Closing off the Gulf to oil tankers will be "easier than drinking a glass of water" for Iran if the Islamic state deems it necessary, state television reported on Wednesday, ratcheting up fears over the world's most important oil chokepoint.
"Closing the Strait of Hormuz for Iran's armed forces is really easy ... or as Iranians say it will be easier than drinking a glass of water," Iran's navy chief Habibollah Sayyari told Iran's English language Press TV.
"But right now, we don't need to shut it as we have the Sea of Oman under control and we can control the transit," said Sayyari, who is leading 10 days of exercises in the Strait.
Tension has increased between Iran and the West after EU foreign ministers decided three weeks ago to tighten sanctions on the world's No. 5 crude exporter over what the U.N. nuclear watchdog says is an attempt to design an atomic bomb, but left open the idea of an embargo on Iranian oil.
Iran, which says it is developing nuclear energy for peaceful purposes, warned on Tuesday it would stop the flow of oil through the Strait of Hormuz in the Gulf if sanctions were imposed on its crude exports.
The announcement over the possible closure of the only access channel for eight U.S.-aligned, Gulf Arab states to foreign markets, pushed up international oil prices on Tuesday although they slipped back on Wednesday in thin trade and as the market dismissed it as rhetoric.
"The threat by Iran to close the Strait of Hormuz supported the oil market yesterday, but the effect is fading today as it will probably be empty threats as they cannot stop the flow for a longer period due to the amount of U.S. hardware in the area," said Thorbjoern bak Jensen, an oil analyst with Global Risk Management.
"WILL NOT YIELD"
The Strait of Hormuz is "the world's most important oil chokepoint," according to the U.S. Department of Energy.

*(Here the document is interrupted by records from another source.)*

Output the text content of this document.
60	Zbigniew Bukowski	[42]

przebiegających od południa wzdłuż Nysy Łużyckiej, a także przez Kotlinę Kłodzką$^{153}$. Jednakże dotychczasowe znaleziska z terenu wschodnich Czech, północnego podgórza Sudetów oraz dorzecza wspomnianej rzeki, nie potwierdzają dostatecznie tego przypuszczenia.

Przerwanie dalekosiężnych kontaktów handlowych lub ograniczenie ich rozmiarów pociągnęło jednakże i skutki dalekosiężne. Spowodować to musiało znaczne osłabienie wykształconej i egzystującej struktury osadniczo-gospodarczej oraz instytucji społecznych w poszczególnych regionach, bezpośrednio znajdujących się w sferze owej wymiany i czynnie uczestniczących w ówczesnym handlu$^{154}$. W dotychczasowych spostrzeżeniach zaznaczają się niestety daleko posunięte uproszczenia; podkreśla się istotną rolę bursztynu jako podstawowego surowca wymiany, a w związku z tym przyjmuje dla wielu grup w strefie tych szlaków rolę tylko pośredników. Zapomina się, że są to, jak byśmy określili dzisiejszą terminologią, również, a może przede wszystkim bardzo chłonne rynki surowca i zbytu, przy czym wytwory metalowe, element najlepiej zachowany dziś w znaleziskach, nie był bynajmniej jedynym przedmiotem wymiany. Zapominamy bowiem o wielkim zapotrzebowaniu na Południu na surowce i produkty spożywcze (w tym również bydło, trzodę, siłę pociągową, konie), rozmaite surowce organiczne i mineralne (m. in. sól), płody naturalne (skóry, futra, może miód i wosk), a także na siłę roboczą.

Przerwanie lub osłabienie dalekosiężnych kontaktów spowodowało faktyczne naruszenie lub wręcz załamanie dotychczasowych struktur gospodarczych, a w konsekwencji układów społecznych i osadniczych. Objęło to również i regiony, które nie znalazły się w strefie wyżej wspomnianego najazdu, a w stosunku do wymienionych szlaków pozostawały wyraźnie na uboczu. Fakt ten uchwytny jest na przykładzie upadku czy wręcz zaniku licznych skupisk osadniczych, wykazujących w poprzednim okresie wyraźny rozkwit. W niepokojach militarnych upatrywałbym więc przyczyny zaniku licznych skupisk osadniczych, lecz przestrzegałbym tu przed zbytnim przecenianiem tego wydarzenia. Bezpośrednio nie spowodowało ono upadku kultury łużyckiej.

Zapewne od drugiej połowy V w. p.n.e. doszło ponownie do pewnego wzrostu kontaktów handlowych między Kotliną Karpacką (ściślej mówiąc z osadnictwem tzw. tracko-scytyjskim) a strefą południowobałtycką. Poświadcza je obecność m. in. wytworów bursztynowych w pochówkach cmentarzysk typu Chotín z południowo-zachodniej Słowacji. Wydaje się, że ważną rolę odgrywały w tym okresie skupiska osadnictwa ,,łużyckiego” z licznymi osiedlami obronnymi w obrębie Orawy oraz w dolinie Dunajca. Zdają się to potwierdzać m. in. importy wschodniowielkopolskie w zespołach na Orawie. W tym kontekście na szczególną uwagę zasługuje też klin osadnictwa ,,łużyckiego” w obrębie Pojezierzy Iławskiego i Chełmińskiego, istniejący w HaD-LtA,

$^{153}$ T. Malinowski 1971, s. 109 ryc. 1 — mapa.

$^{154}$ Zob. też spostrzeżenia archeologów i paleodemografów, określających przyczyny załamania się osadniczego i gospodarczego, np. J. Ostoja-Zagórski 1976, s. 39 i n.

The State Department said there was an "element of bluster" in the threat, but underscored that the United States, whose warships patrol in the area, would support the free flow of oil.
It was not immediately clear what Sayyari meant by controlling the Sea of Oman, but the Iranian navy has been developing its presence in international waters since 2010 for counter-piracy operations and also to show off its naval power.
Iran's international isolation over its defiant nuclear stance is hurting the country's oil-dependent economy, but Iranian officials has shown no sign of willingness to compromise.
Iran dismisses the impact of these penalties, saying trade and other measures imposed since the 1979 Islamic revolution toppled the U.S.-backed shah have made the country stronger.
During a public speech in Iran's western province of Ilam on Wednesday, President Mahmoud Ahmadinejad implied Tehran had no intention of changing course.
"We will not yield to pressure to abandon our rights ... The Iranian nation will not withdraw from its right (to nuclear technology) even one iota because of the pressures," said Ahmadinejad, whose firm nuclear stance has stoked many ordinary Iranians' sense of national dignity.
Some Iranian oil officials have admitted that foreign sanctions were hurting the key energy sector that was in desperate need of foreign investment.
Though four rounds of the U.N. sanctions do not forbid the purchase of Iranian oil, many international oil firms and trading companies have stopped trading with Iran.
So far, big trade partners of Tehran — Russia and China — have blocked a ban on Iran's oil exports at the United Nations.
Iran's arch-foes Israel and the United States have not ruled out military action if diplomacy and sanctions fail to rein in Iran's nuclear work.
The presence of U.S. naval forces in the Gulf to secure a free passage for oil has increased concerns over a possible military conflict if Iran tries to block the waterway.
Analysts say Tehran could retaliate against any military strike by launching hit-and-run attacks in the Gulf and by closing the Strait of Hormuz.
About 40 percent of all traded oil leaves the Gulf region through the strategic waterway.
An Iranian analyst who declined to be named said the leadership could not reach a compromise with the West over its nuclear activities as it "would harm its prestige among its core supporters."
"Iranian officials are showing their teeth to prevent a military strike," said the analyst.
"Closing off the Strait of Hormuz will harm Iran's economy that will be very dangerous for the establishment ahead of the parliamentary vote."
Iran will hold its parliamentary election in March, the first litmus test of the clerical establishment's popularity since the 2009 disputed presidential vote, that the opposition says was rigged to secure Ahmadinejad's re-election.
The vote was followed by eight months of anti-government street protests and created a deepening political rift among the hardline rulers.
With the opposition leaders under house arrest since February and the main reformist political parties banned since the vote, Iranian hardline rulers are concerned a low turnout would question the establishment's legitimacy.
Frustration is simmering among lower- and middle-class Iranians over Ahmadinejad's economic policies. Prices of most consumer goods have risen substantially and many Iranians struggle to make ends meet.